E-VISITS: In all types of locations including the patient’s home, and in all areas (not just rural), established Medicare patients may have non-face-to-face, patient-initiated communications with their doctors without going to the doctor’s office by using online patient portals.
- Services can only be reported when the billing practice has an established relationship with the patient.
- For these e-Visits, the patient must generate the initial inquiry and communications can occur over a 7-day period.
- Services may be billed using CPT codes 99421-99423 and HCPCS codes G2061-G2063, as applicable.
- Patient must verbally consent to receive virtual check-in services.
- Medicare Part B also pays for E-visits or patient-initiated online evaluation and management conducted via a patient portal.

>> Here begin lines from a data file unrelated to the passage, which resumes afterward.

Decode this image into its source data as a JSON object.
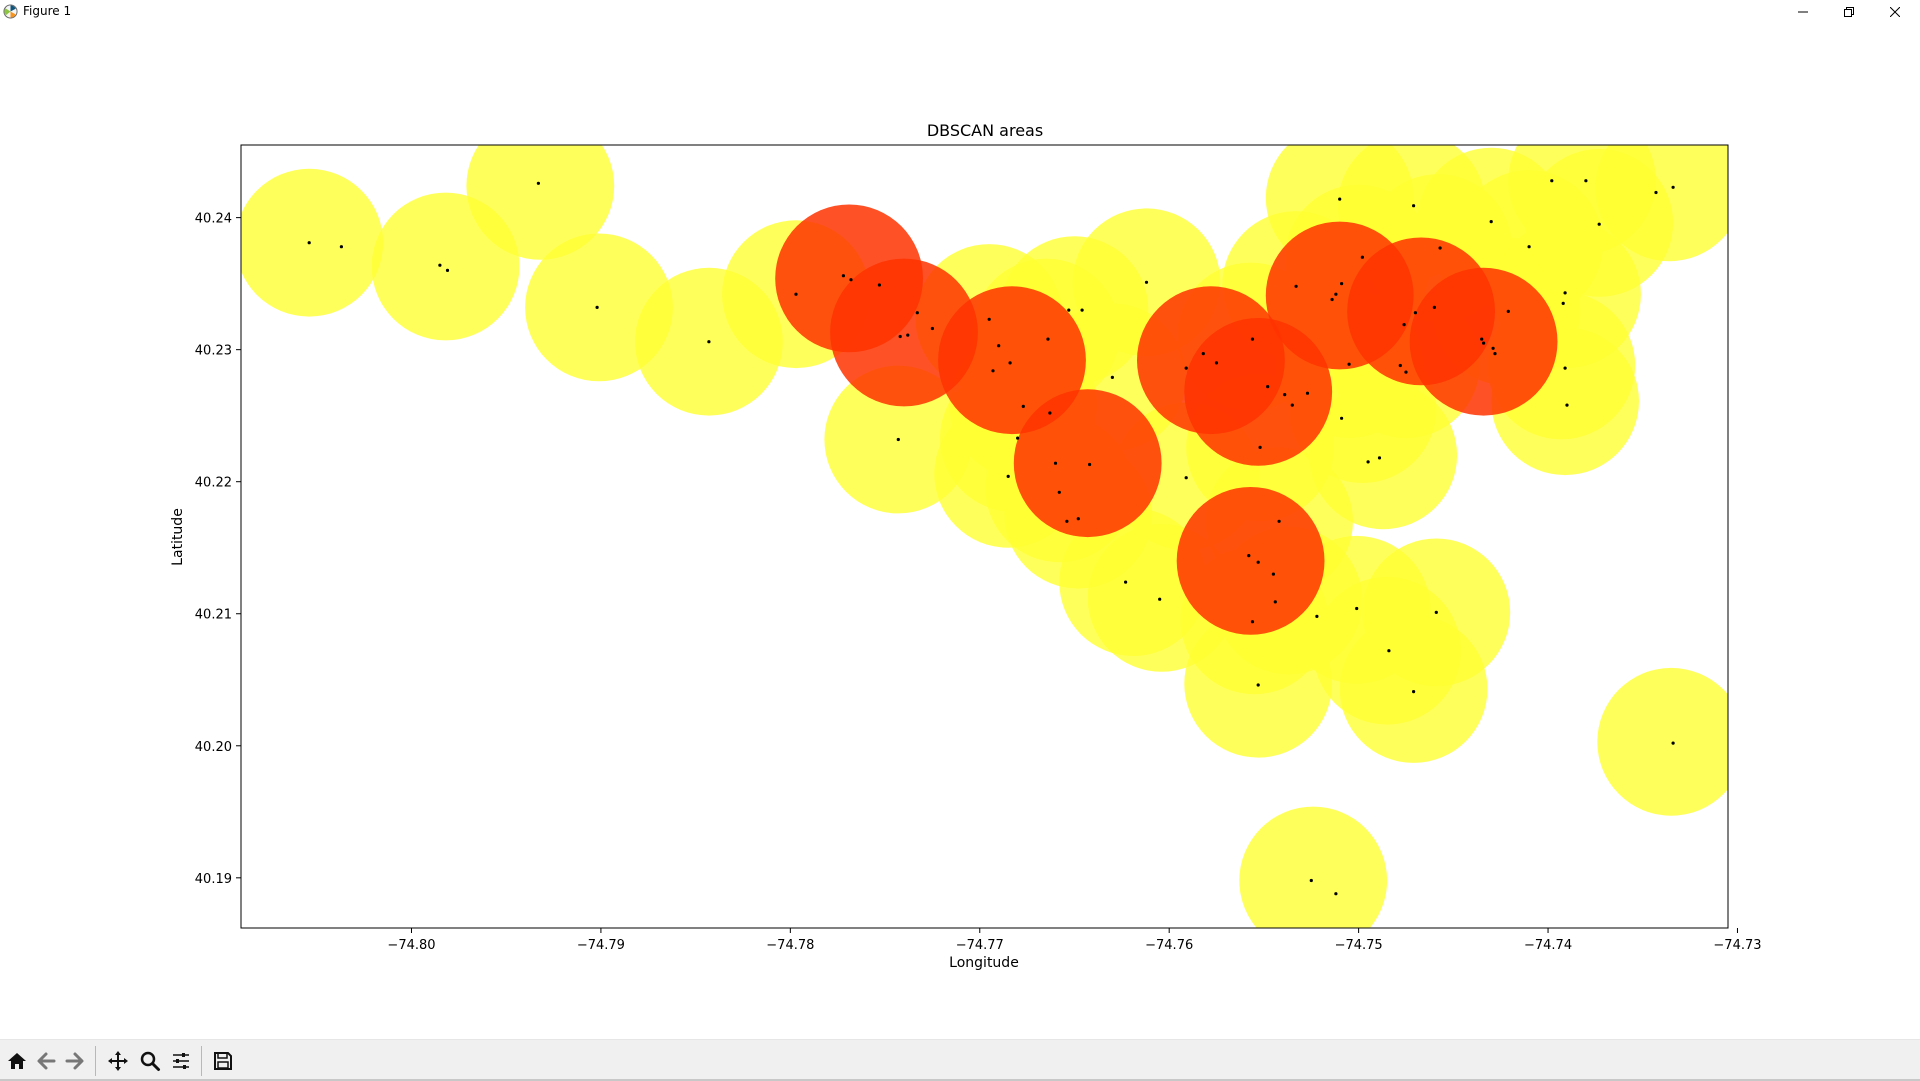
{
  "window": {
    "title": "Figure 1",
    "controls": {
      "minimize_icon": "minimize-icon",
      "restore_icon": "restore-icon",
      "close_icon": "close-icon"
    }
  },
  "toolbar": {
    "buttons": [
      {
        "name": "home-button",
        "icon": "home-icon"
      },
      {
        "name": "back-button",
        "icon": "back-arrow-icon"
      },
      {
        "name": "forward-button",
        "icon": "forward-arrow-icon"
      },
      {
        "name": "pan-button",
        "icon": "pan-move-icon"
      },
      {
        "name": "zoom-button",
        "icon": "zoom-magnifier-icon"
      },
      {
        "name": "configure-subplots-button",
        "icon": "sliders-icon"
      },
      {
        "name": "save-button",
        "icon": "save-floppy-icon"
      }
    ]
  },
  "chart_data": {
    "type": "scatter",
    "title": "DBSCAN areas",
    "xlabel": "Longitude",
    "ylabel": "Latitude",
    "xlim": [
      -74.809,
      -74.7305
    ],
    "ylim": [
      40.1862,
      40.2455
    ],
    "xticks": [
      -74.8,
      -74.79,
      -74.78,
      -74.77,
      -74.76,
      -74.75,
      -74.74,
      -74.73
    ],
    "xtick_labels": [
      "−74.80",
      "−74.79",
      "−74.78",
      "−74.77",
      "−74.76",
      "−74.75",
      "−74.74",
      "−74.73"
    ],
    "yticks": [
      40.19,
      40.2,
      40.21,
      40.22,
      40.23,
      40.24
    ],
    "ytick_labels": [
      "40.19",
      "40.20",
      "40.21",
      "40.22",
      "40.23",
      "40.24"
    ],
    "grid": false,
    "colors": {
      "noise_area": "#ffff33",
      "cluster_area": "#ff3300",
      "point": "#000000"
    },
    "area_radius_deg": 0.0039,
    "noise_areas": [
      [
        -74.8054,
        40.2381
      ],
      [
        -74.7982,
        40.2363
      ],
      [
        -74.7932,
        40.2424
      ],
      [
        -74.7901,
        40.2332
      ],
      [
        -74.7843,
        40.2306
      ],
      [
        -74.7797,
        40.2342
      ],
      [
        -74.7743,
        40.2232
      ],
      [
        -74.7695,
        40.2324
      ],
      [
        -74.7665,
        40.2313
      ],
      [
        -74.7677,
        40.2258
      ],
      [
        -74.7682,
        40.2233
      ],
      [
        -74.7685,
        40.2206
      ],
      [
        -74.7658,
        40.2195
      ],
      [
        -74.7648,
        40.2175
      ],
      [
        -74.765,
        40.233
      ],
      [
        -74.7612,
        40.2351
      ],
      [
        -74.763,
        40.2279
      ],
      [
        -74.7591,
        40.2204
      ],
      [
        -74.7619,
        40.2124
      ],
      [
        -74.7604,
        40.2112
      ],
      [
        -74.7557,
        40.231
      ],
      [
        -74.7552,
        40.2226
      ],
      [
        -74.7542,
        40.217
      ],
      [
        -74.7555,
        40.2095
      ],
      [
        -74.7537,
        40.211
      ],
      [
        -74.7553,
        40.2047
      ],
      [
        -74.7533,
        40.2349
      ],
      [
        -74.751,
        40.2415
      ],
      [
        -74.75,
        40.2369
      ],
      [
        -74.7505,
        40.2289
      ],
      [
        -74.7498,
        40.2255
      ],
      [
        -74.7487,
        40.222
      ],
      [
        -74.7475,
        40.2289
      ],
      [
        -74.7501,
        40.2103
      ],
      [
        -74.7485,
        40.2072
      ],
      [
        -74.7471,
        40.2043
      ],
      [
        -74.7459,
        40.2101
      ],
      [
        -74.7472,
        40.2409
      ],
      [
        -74.7458,
        40.2377
      ],
      [
        -74.743,
        40.2397
      ],
      [
        -74.741,
        40.238
      ],
      [
        -74.7422,
        40.2329
      ],
      [
        -74.739,
        40.2342
      ],
      [
        -74.7393,
        40.2288
      ],
      [
        -74.7391,
        40.2261
      ],
      [
        -74.7382,
        40.2428
      ],
      [
        -74.7373,
        40.2396
      ],
      [
        -74.7336,
        40.2423
      ],
      [
        -74.7335,
        40.2003
      ],
      [
        -74.7524,
        40.1898
      ]
    ],
    "cluster_areas": [
      [
        -74.7769,
        40.2354
      ],
      [
        -74.774,
        40.2313
      ],
      [
        -74.7683,
        40.2292
      ],
      [
        -74.7643,
        40.2214
      ],
      [
        -74.7578,
        40.2292
      ],
      [
        -74.7553,
        40.2268
      ],
      [
        -74.7557,
        40.214
      ],
      [
        -74.751,
        40.2341
      ],
      [
        -74.7467,
        40.2329
      ],
      [
        -74.7434,
        40.2306
      ]
    ],
    "points": [
      [
        -74.8054,
        40.2381
      ],
      [
        -74.8037,
        40.2378
      ],
      [
        -74.7985,
        40.2364
      ],
      [
        -74.7981,
        40.236
      ],
      [
        -74.7933,
        40.2426
      ],
      [
        -74.7902,
        40.2332
      ],
      [
        -74.7843,
        40.2306
      ],
      [
        -74.7797,
        40.2342
      ],
      [
        -74.7772,
        40.2356
      ],
      [
        -74.7768,
        40.2353
      ],
      [
        -74.7753,
        40.2349
      ],
      [
        -74.7733,
        40.2328
      ],
      [
        -74.7742,
        40.231
      ],
      [
        -74.7738,
        40.2311
      ],
      [
        -74.7725,
        40.2316
      ],
      [
        -74.7743,
        40.2232
      ],
      [
        -74.7695,
        40.2323
      ],
      [
        -74.769,
        40.2303
      ],
      [
        -74.7684,
        40.229
      ],
      [
        -74.7693,
        40.2284
      ],
      [
        -74.7664,
        40.2308
      ],
      [
        -74.7677,
        40.2257
      ],
      [
        -74.7663,
        40.2252
      ],
      [
        -74.768,
        40.2233
      ],
      [
        -74.7685,
        40.2204
      ],
      [
        -74.766,
        40.2214
      ],
      [
        -74.7642,
        40.2213
      ],
      [
        -74.7658,
        40.2192
      ],
      [
        -74.7654,
        40.217
      ],
      [
        -74.7648,
        40.2172
      ],
      [
        -74.7653,
        40.233
      ],
      [
        -74.7646,
        40.233
      ],
      [
        -74.7612,
        40.2351
      ],
      [
        -74.763,
        40.2279
      ],
      [
        -74.7591,
        40.2203
      ],
      [
        -74.7623,
        40.2124
      ],
      [
        -74.7605,
        40.2111
      ],
      [
        -74.7591,
        40.2286
      ],
      [
        -74.7582,
        40.2297
      ],
      [
        -74.7575,
        40.229
      ],
      [
        -74.7556,
        40.2308
      ],
      [
        -74.7548,
        40.2272
      ],
      [
        -74.7539,
        40.2266
      ],
      [
        -74.7535,
        40.2258
      ],
      [
        -74.7527,
        40.2267
      ],
      [
        -74.7552,
        40.2226
      ],
      [
        -74.7542,
        40.217
      ],
      [
        -74.7558,
        40.2144
      ],
      [
        -74.7553,
        40.2139
      ],
      [
        -74.7545,
        40.213
      ],
      [
        -74.7544,
        40.2109
      ],
      [
        -74.7556,
        40.2094
      ],
      [
        -74.7522,
        40.2098
      ],
      [
        -74.7553,
        40.2046
      ],
      [
        -74.7533,
        40.2348
      ],
      [
        -74.751,
        40.2414
      ],
      [
        -74.7498,
        40.237
      ],
      [
        -74.7509,
        40.235
      ],
      [
        -74.7512,
        40.2342
      ],
      [
        -74.7514,
        40.2338
      ],
      [
        -74.7505,
        40.2289
      ],
      [
        -74.7509,
        40.2248
      ],
      [
        -74.7495,
        40.2215
      ],
      [
        -74.7489,
        40.2218
      ],
      [
        -74.7478,
        40.2288
      ],
      [
        -74.7475,
        40.2283
      ],
      [
        -74.7501,
        40.2104
      ],
      [
        -74.7484,
        40.2072
      ],
      [
        -74.7471,
        40.2041
      ],
      [
        -74.7459,
        40.2101
      ],
      [
        -74.7471,
        40.2409
      ],
      [
        -74.7457,
        40.2377
      ],
      [
        -74.747,
        40.2328
      ],
      [
        -74.7476,
        40.2319
      ],
      [
        -74.746,
        40.2332
      ],
      [
        -74.7435,
        40.2308
      ],
      [
        -74.7434,
        40.2305
      ],
      [
        -74.7429,
        40.2301
      ],
      [
        -74.7428,
        40.2297
      ],
      [
        -74.743,
        40.2397
      ],
      [
        -74.741,
        40.2378
      ],
      [
        -74.7421,
        40.2329
      ],
      [
        -74.7391,
        40.2343
      ],
      [
        -74.7392,
        40.2335
      ],
      [
        -74.7391,
        40.2286
      ],
      [
        -74.739,
        40.2258
      ],
      [
        -74.7398,
        40.2428
      ],
      [
        -74.738,
        40.2428
      ],
      [
        -74.7373,
        40.2395
      ],
      [
        -74.7343,
        40.2419
      ],
      [
        -74.7334,
        40.2423
      ],
      [
        -74.7334,
        40.2002
      ],
      [
        -74.7525,
        40.1898
      ],
      [
        -74.7512,
        40.1888
      ]
    ]
  }
}
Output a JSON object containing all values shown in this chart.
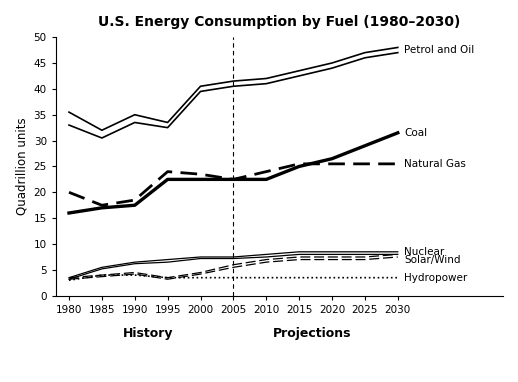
{
  "title": "U.S. Energy Consumption by Fuel (1980–2030)",
  "ylabel": "Quadrillion units",
  "xlabel_history": "History",
  "xlabel_projections": "Projections",
  "years": [
    1980,
    1985,
    1990,
    1995,
    2000,
    2005,
    2010,
    2015,
    2020,
    2025,
    2030
  ],
  "petrol_oil_upper": [
    35.5,
    32.0,
    35.0,
    33.5,
    40.5,
    41.5,
    42.0,
    43.5,
    45.0,
    47.0,
    48.0
  ],
  "petrol_oil_lower": [
    33.0,
    30.5,
    33.5,
    32.5,
    39.5,
    40.5,
    41.0,
    42.5,
    44.0,
    46.0,
    47.0
  ],
  "coal": [
    16.0,
    17.0,
    17.5,
    22.5,
    22.5,
    22.5,
    22.5,
    25.0,
    26.5,
    29.0,
    31.5
  ],
  "natural_gas": [
    20.0,
    17.5,
    18.5,
    24.0,
    23.5,
    22.5,
    24.0,
    25.5,
    25.5,
    25.5,
    25.5
  ],
  "nuclear_upper": [
    3.5,
    5.5,
    6.5,
    7.0,
    7.5,
    7.5,
    8.0,
    8.5,
    8.5,
    8.5,
    8.5
  ],
  "nuclear_lower": [
    3.2,
    5.2,
    6.2,
    6.5,
    7.2,
    7.2,
    7.5,
    8.0,
    8.0,
    8.0,
    8.0
  ],
  "solar_wind_upper": [
    3.5,
    4.0,
    4.5,
    3.5,
    4.5,
    6.0,
    7.0,
    7.5,
    7.5,
    7.5,
    8.0
  ],
  "solar_wind_lower": [
    3.2,
    3.7,
    4.2,
    3.2,
    4.2,
    5.5,
    6.5,
    7.0,
    7.0,
    7.0,
    7.5
  ],
  "hydropower": [
    3.0,
    4.0,
    4.0,
    3.5,
    3.5,
    3.5,
    3.5,
    3.5,
    3.5,
    3.5,
    3.5
  ],
  "history_boundary": 2005,
  "ylim": [
    0,
    50
  ],
  "yticks": [
    0,
    5,
    10,
    15,
    20,
    25,
    30,
    35,
    40,
    45,
    50
  ],
  "xticks": [
    1980,
    1985,
    1990,
    1995,
    2000,
    2005,
    2010,
    2015,
    2020,
    2025,
    2030
  ],
  "background_color": "#ffffff",
  "line_color": "#000000",
  "label_petrol": "Petrol and Oil",
  "label_coal": "Coal",
  "label_gas": "Natural Gas",
  "label_nuclear": "Nuclear",
  "label_solar": "Solar/Wind",
  "label_hydro": "Hydropower"
}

- Practitioners who may independently bill Medicare for evaluation and management visits (for instance, physicians and nurse practitioners) can bill the following codes:
- 99421: Online digital evaluation and management service, for an established patient, for up to 7 days, cumulative time during the 7 days; 5–10 minutes
- 99422: Online digital evaluation and management service, for an established patient, for up to 7 days cumulative time during the 7 days; 11– 20 minutes
- 99423: Online digital evaluation and management service, for an established patient, for up to 7 days, cumulative time during the 7 days; 21 or more minutes
Questions to ask your organization.
- What will our standard language be for justification of telehealth service for documentation purposes?
- Will our organization permit the use of non-HIPAA compliant technologies such as FaceTime or Skype?
- Are my consent forms inclusive of services provided via telehealth?
- How do we rapidly educate our providers as well as billing and coding staff about the changes?